At the same time, accounting plays a much bigger role too. Revenue recognition policies impact pricing flexibility. Deal structures affect downstream financial outcomes. Accounting increasingly influences operational decisions, from pricing to commissions, not just historical reporting.
You can’t build a reliable forecast without strong accounting. Both teams increasingly rely on shared operational context to understand how business decisions flow through the financials. The strongest finance organizations don’t work in silos. They align around shared business outcomes.
When finance teams don’t trust the underlying data, decision-making slows. Teams spend more time validating information than acting on it.

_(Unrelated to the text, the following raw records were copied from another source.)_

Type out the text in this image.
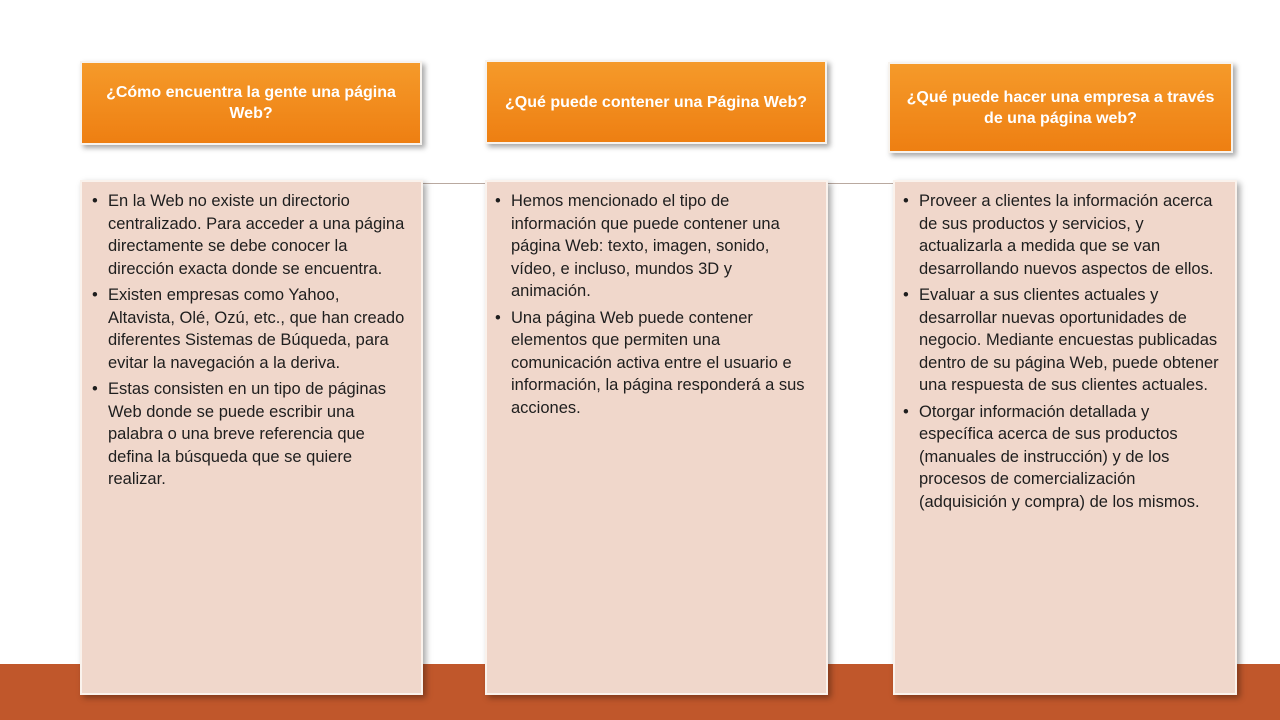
¿Cómo encuentra la gente una página Web?
• En la Web no existe un directorio centralizado. Para acceder a una página directamente se debe conocer la dirección exacta donde se encuentra.
• Existen empresas como Yahoo, Altavista, Olé, Ozú, etc., que han creado diferentes Sistemas de Búqueda, para evitar la navegación a la deriva.
• Estas consisten en un tipo de páginas Web donde se puede escribir una palabra o una breve referencia que defina la búsqueda que se quiere realizar.
¿Qué puede contener una Página Web?
• Hemos mencionado el tipo de información que puede contener una página Web: texto, imagen, sonido, vídeo, e incluso, mundos 3D y animación.
• Una página Web puede contener elementos que permiten una comunicación activa entre el usuario e información, la página responderá a sus acciones.
¿Qué puede hacer una empresa a través de una página web?
• Proveer a clientes la información acerca de sus productos y servicios, y actualizarla a medida que se van desarrollando nuevos aspectos de ellos.
• Evaluar a sus clientes actuales y desarrollar nuevas oportunidades de negocio. Mediante encuestas publicadas dentro de su página Web, puede obtener una respuesta de sus clientes actuales.
• Otorgar información detallada y específica acerca de sus productos (manuales de instrucción) y de los procesos de comercialización (adquisición y compra) de los mismos.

And once confidence in the numbers starts to erode, decision-making does too.
Clear ownership, trusted data, and reliable standardized processes create the foundation needed to scale planning, reporting, and even AI tools effectively. Without that foundation, organizations risk making faster decisions, but not necessarily better ones.
This becomes even more important as AI gets embedded into finance workflows. The teams moving fastest are usually the ones that invested in strong operational foundations early.
Finance has a very high bar for accuracy, controls and accountability. Outputs can’t just sound reasonable. Teams need to understand where information came from, whether the logic holds up, and how the results and decisions impact the broader business.
The real opportunity with AI is to improve decision-making, reduce repetitive work, and give teams better visibility without weakening accountability. The focus is shifting toward helping teams operate more effectively at scale.
The work still requires judgment. It still requires people who understand the business, understand the numbers, and can decide whether something makes sense.
Finance teams today are expected to operate far beyond their traditional functional boundaries.
Technical expertise still matters. But communication, adaptability, business context, and cross-functional collaboration are becoming just as important.
The organizations adapting fastest understand that finance transformation is as much about operating model change as technology adoption. It’s about helping shape what happens next.